Ora Israele può togliere la cittadinanza ai palestinesi del ‘48

Foto : Yonatan Sindel/Flash90
image_pdfimage_print

Lana Tatour

25 luglio 2022 –  Middle East Eye

La sentenza di un tribunale israeliano secondo cui la “violazione della fedeltà” allo Stato è motivo di denaturalizzazione faciliterà notevolmente il suo piano di vecchia data volto ad espellere i cittadini palestinesi di Israele

La scorsa settimana, con una decisione che costituisce un precedente, la Corte Suprema israeliana ha stabilito che lo Stato ha il potere di revocare la cittadinanza a una persona condannata per reati equiparabili ad una “violazione della fedeltà”, anche se ciò renderebbe la persona apolide e in violazione del diritto internazionale.

La sentenza riguarda il caso di Alaa Zayoud, palestinese con cittadinanza israeliana. Nell’ottobre 2015 Zayoud ha speronato con la sua auto una stazione degli autobus e ha accoltellato tre israeliani. Nel 2017, un anno dopo la sua condanna, il ministero dell’Interno ha notificato a Zayoud la sua intenzione di revocargli la cittadinanza, in conformità con la legge sulla cittadinanza.

Il tribunale amministrativo di Haifa ha approvato questa decisione. Zayoud ha fatto appello e il caso è giunto davanti alla Corte Suprema.

Nella propria sentenza la Corte Suprema ha stabilito: “Non c’è stato alcun vizio costituzionale nella disposizione che consente la revoca della cittadinanza di una persona che ha commesso un atto che costituisce una violazione della fedeltà allo Stato di Israele, come ad esempio un atto di terrorismo, un atto di tradimento o di grave spionaggio oppure l’acquisizione della cittadinanza o il permesso di soggiorno permanente in uno Stato o territorio ostile.”

Ciò anche se, a causa della revoca della cittadinanza, l’individuo divenisse apolide, fermo restando che in tal caso il ministero dell’Interno deve concedergli lo status di residenza permanente in Israele o un altro status giuridico appropriato “.

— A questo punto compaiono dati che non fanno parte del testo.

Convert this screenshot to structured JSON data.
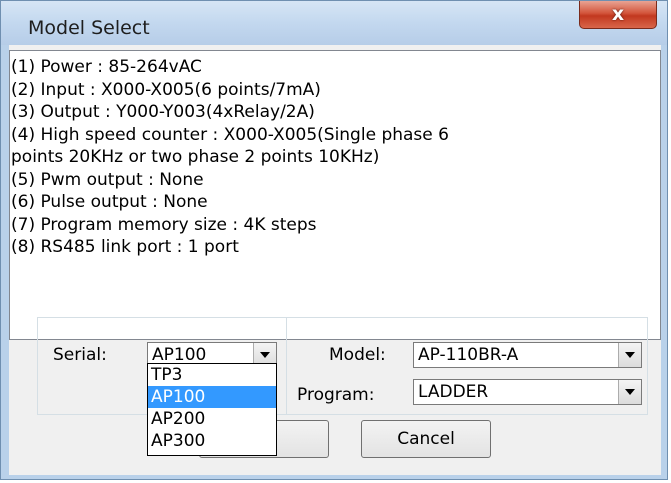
{
  "window": {
    "title": "Model Select",
    "close_glyph": "x"
  },
  "info": {
    "lines": [
      "(1) Power : 85-264vAC",
      "(2) Input : X000-X005(6 points/7mA)",
      "(3) Output : Y000-Y003(4xRelay/2A)",
      "(4) High speed counter : X000-X005(Single phase 6",
      "points 20KHz or two phase 2 points 10KHz)",
      "(5) Pwm output : None",
      "(6) Pulse output : None",
      "(7) Program memory size : 4K steps",
      "(8) RS485 link port : 1 port"
    ]
  },
  "serial": {
    "label": "Serial:",
    "value": "AP100",
    "options": [
      "TP3",
      "AP100",
      "AP200",
      "AP300"
    ],
    "selected_index": 1
  },
  "model": {
    "label": "Model:",
    "value": "AP-110BR-A"
  },
  "program": {
    "label": "Program:",
    "value": "LADDER"
  },
  "buttons": {
    "ok_label": "",
    "cancel_label": "Cancel"
  },
  "colors": {
    "selection": "#3399ff",
    "close_button": "#c2381f",
    "window_frame": "#b9d1ea"
  },
  "icons": {
    "close": "close-icon",
    "combo_arrow": "chevron-down-icon"
  }
}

L’importanza di questa decisione non deve essere sottovalutata. Le sue implicazioni sono gravi e saranno chiare a breve e lungo termine. Questa sentenza ha istituito una procedura legale per la revoca della cittadinanza ai palestinesi del ’48 [cittadini di Israele di origine araba, discendenti dai palestinesi residenti in quello che divenne territorio israeliano e che vi rimasero dopo il 1948, ndt.] (noti anche come cittadini palestinesi di Israele), un passo cruciale negli sforzi di Israele tesi a promuovere la pulizia etnica e l’espulsione dei palestinesi.

‘Intento terroristico’

A livello pratico, la corte ha spianato la strada a quella che diventerebbe la denaturalizzazione di routine dei palestinesi con cittadinanza israeliana, esponendoli all’espulsione, qualcosa a cui Israele aspira da tempo.

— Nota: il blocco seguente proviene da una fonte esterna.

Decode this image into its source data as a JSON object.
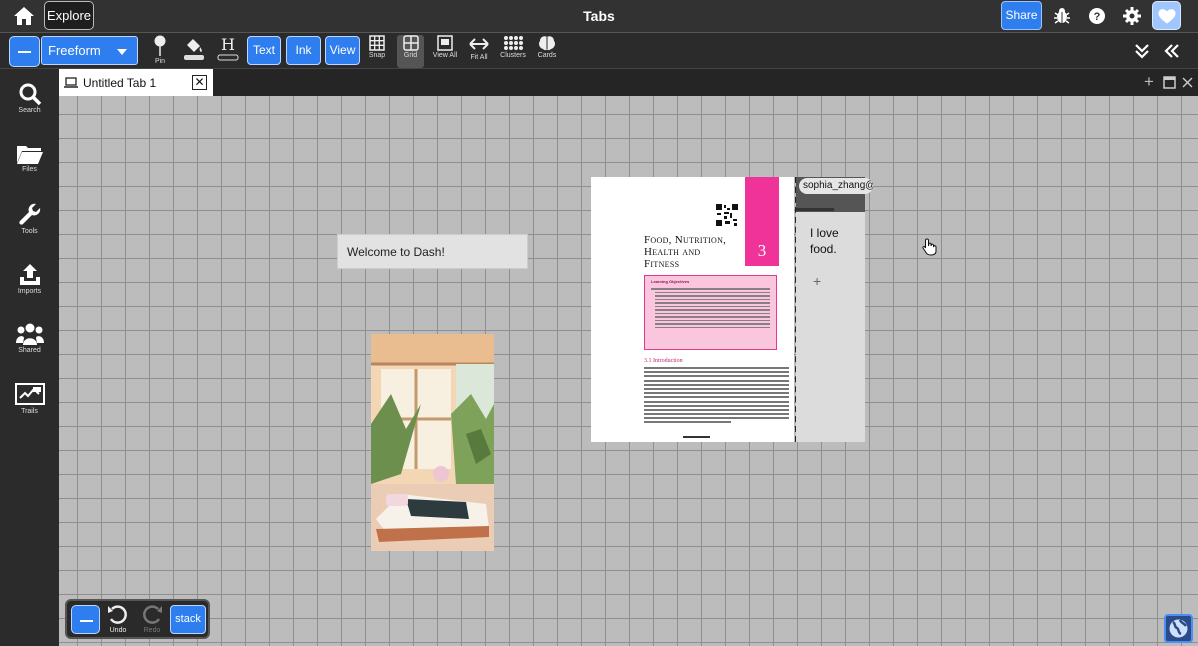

La decisione di sostituire la cittadinanza con un cosiddetto status di residenza permanente potrebbe consentire alle persone di continuare ad avere accesso ad alcuni servizi sociali, ma le priverebbe della più importante protezione che la cittadinanza è in grado di garantire: il diritto di rimanere a casa propria.

Israele sa che per rendere i palestinesi del ’48 passibili di espulsione deve prima revocare loro la cittadinanza. La decisione del tribunale facilita proprio questo.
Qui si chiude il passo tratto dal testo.